Yahshua Messiah himself observed this festival as recorded in John 10:22, “At that time, the Feast of Dedication (Hanukkah) took place in Jerusalem. It was winter, and Yahshua was walking in the Temple in the porch of Solomon.” For me, the importance of this mention can not be overlooked.
To many Hanukkah typically brings images of dreidels, fried foods, eight nights of gifts and the “miracle” of the oil lasting eight days to mind. The Feast of Dedication entails more than this.
Hanukkah marks a great historical victory. Judas Maccabeus and his sons, zealous for the Torah, fought for the freedom to worship the one true God. Antiochus Epiphanes declared that anyone keeping Torah and YHVH’s commandments and feasts would be killed, however there remained those precious, faithful few who fought against this oppresion.

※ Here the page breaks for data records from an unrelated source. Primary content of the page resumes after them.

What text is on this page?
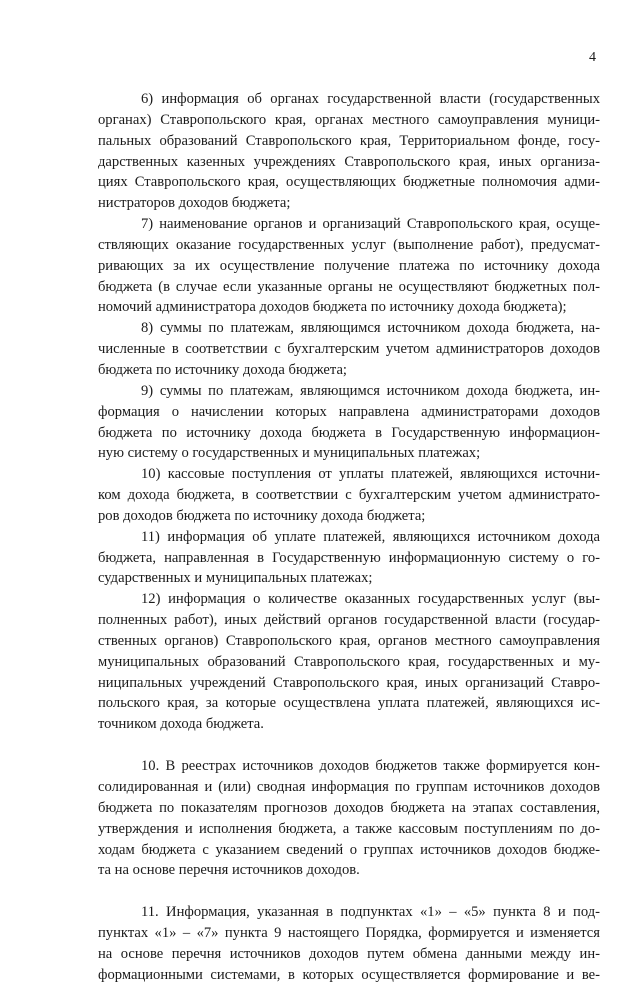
4
6) информация об органах государственной власти (государственных
органах) Ставропольского края, органах местного самоуправления муници-
пальных образований Ставропольского края, Территориальном фонде, госу-
дарственных казенных учреждениях Ставропольского края, иных организа-
циях Ставропольского края, осуществляющих бюджетные полномочия адми-
нистраторов доходов бюджета;
7) наименование органов и организаций Ставропольского края, осуще-
ствляющих оказание государственных услуг (выполнение работ), предусмат-
ривающих за их осуществление получение платежа по источнику дохода
бюджета (в случае если указанные органы не осуществляют бюджетных пол-
номочий администратора доходов бюджета по источнику дохода бюджета);
8) суммы по платежам, являющимся источником дохода бюджета, на-
численные в соответствии с бухгалтерским учетом администраторов доходов
бюджета по источнику дохода бюджета;
9) суммы по платежам, являющимся источником дохода бюджета, ин-
формация о начислении которых направлена администраторами доходов
бюджета по источнику дохода бюджета в Государственную информацион-
ную систему о государственных и муниципальных платежах;
10) кассовые поступления от уплаты платежей, являющихся источни-
ком дохода бюджета, в соответствии с бухгалтерским учетом администрато-
ров доходов бюджета по источнику дохода бюджета;
11) информация об уплате платежей, являющихся источником дохода
бюджета, направленная в Государственную информационную систему о го-
сударственных и муниципальных платежах;
12) информация о количестве оказанных государственных услуг (вы-
полненных работ), иных действий органов государственной власти (государ-
ственных органов) Ставропольского края, органов местного самоуправления
муниципальных образований Ставропольского края, государственных и му-
ниципальных учреждений Ставропольского края, иных организаций Ставро-
польского края, за которые осуществлена уплата платежей, являющихся ис-
точником дохода бюджета.
10. В реестрах источников доходов бюджетов также формируется кон-
солидированная и (или) сводная информация по группам источников доходов
бюджета по показателям прогнозов доходов бюджета на этапах составления,
утверждения и исполнения бюджета, а также кассовым поступлениям по до-
ходам бюджета с указанием сведений о группах источников доходов бюдже-
та на основе перечня источников доходов.
11. Информация, указанная в подпунктах «1» – «5» пункта 8 и под-
пунктах «1» – «7» пункта 9 настоящего Порядка, формируется и изменяется
на основе перечня источников доходов путем обмена данными между ин-
формационными системами, в которых осуществляется формирование и ве-
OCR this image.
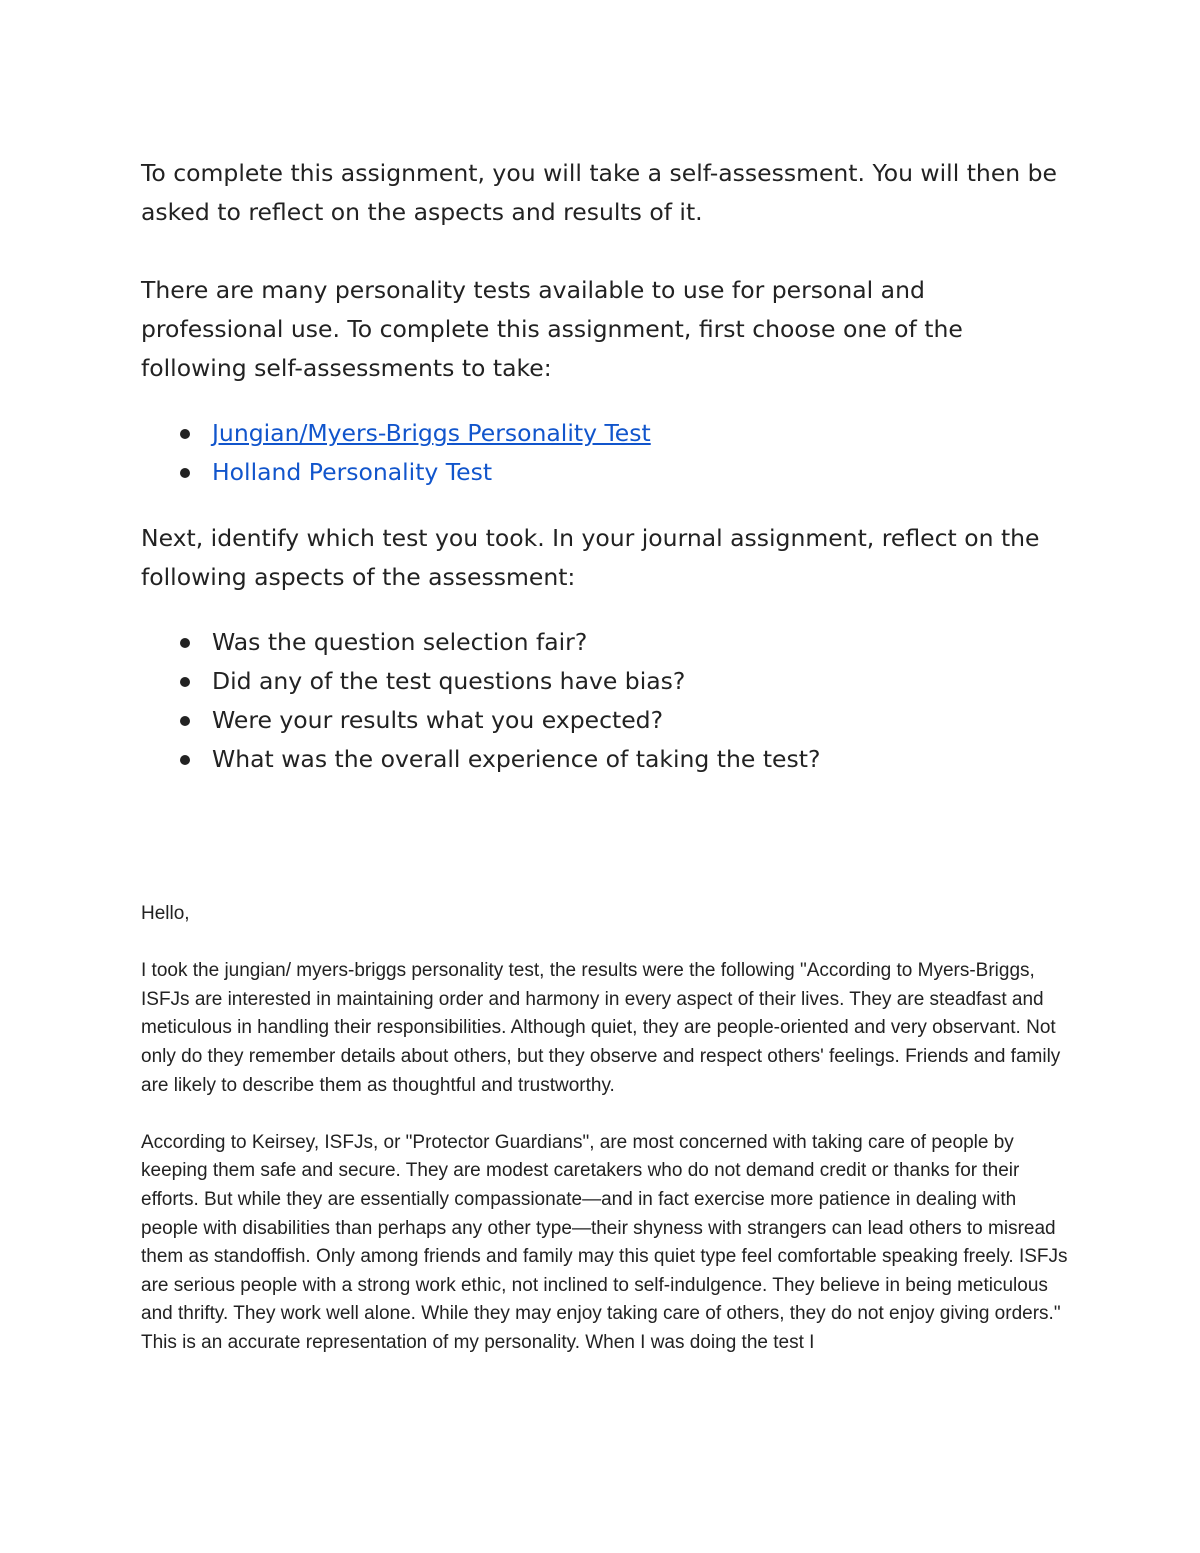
To complete this assignment, you will take a self-assessment. You will then be asked to reflect on the aspects and results of it.

There are many personality tests available to use for personal and professional use. To complete this assignment, first choose one of the following self-assessments to take:

Jungian/Myers-Briggs Personality Test
Holland Personality Test

Next, identify which test you took. In your journal assignment, reflect on the following aspects of the assessment:

Was the question selection fair?
Did any of the test questions have bias?
Were your results what you expected?
What was the overall experience of taking the test?

Hello,

I took the jungian/ myers-briggs personality test, the results were the following "According to Myers-Briggs, ISFJs are interested in maintaining order and harmony in every aspect of their lives. They are steadfast and meticulous in handling their responsibilities. Although quiet, they are people-oriented and very observant. Not only do they remember details about others, but they observe and respect others' feelings. Friends and family are likely to describe them as thoughtful and trustworthy.

According to Keirsey, ISFJs, or "Protector Guardians", are most concerned with taking care of people by keeping them safe and secure. They are modest caretakers who do not demand credit or thanks for their efforts. But while they are essentially compassionate—and in fact exercise more patience in dealing with people with disabilities than perhaps any other type—their shyness with strangers can lead others to misread them as standoffish. Only among friends and family may this quiet type feel comfortable speaking freely. ISFJs are serious people with a strong work ethic, not inclined to self-indulgence. They believe in being meticulous and thrifty. They work well alone. While they may enjoy taking care of others, they do not enjoy giving orders." This is an accurate representation of my personality. When I was doing the test I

Against seemingly impossible odds, Maccabeus and those with him, recaptured the Holy Place and rededicated it for His Glory. The recapture, re-dedication and purging of the Holy Temple from all things pagan is a picture for us to follow as we dedicate our bodies and lives to his Holy Service!
As specified in Leviticus, the Maccabees rededicated the temple in a period of eight days. Our family observes eight nights of celebration because of the eight days required by Torah for the dedication of the Holy Temple. Eight is recognized as the Biblical number of New Beginnings.
Yahshua said in John 8:12, “I am the light of the world, he who follows me shall not walk in the darkness, but shall have the light of life.” Each night we kindle the lights of Hanukkah we are reminded that He is the light that conquers all darkness.
May we not be afraid to walk boldly for Him and to be a light for Him to the Nations.
If you are interested in a more detailed teaching on Hanukkah read this teaching by Project Benjamin.
- It has become a tradition in our house that Mrs. Sayuri make her own Hanukkiah every year. The above photo is of last year’s. She made it out of multi-colored clay. This year we made one out of baby food jars. Very simple, but she enjoyed it.
- I also made her a felt board hanukkiah that we “lit” by placing the flames onto the candles.
- We also made a hand print hanukkiah.
- This is going on my list for next year: tissue paper hanukkiah for window – I might make this with Mrs. Sayuri but as a normal 7 branched menorah.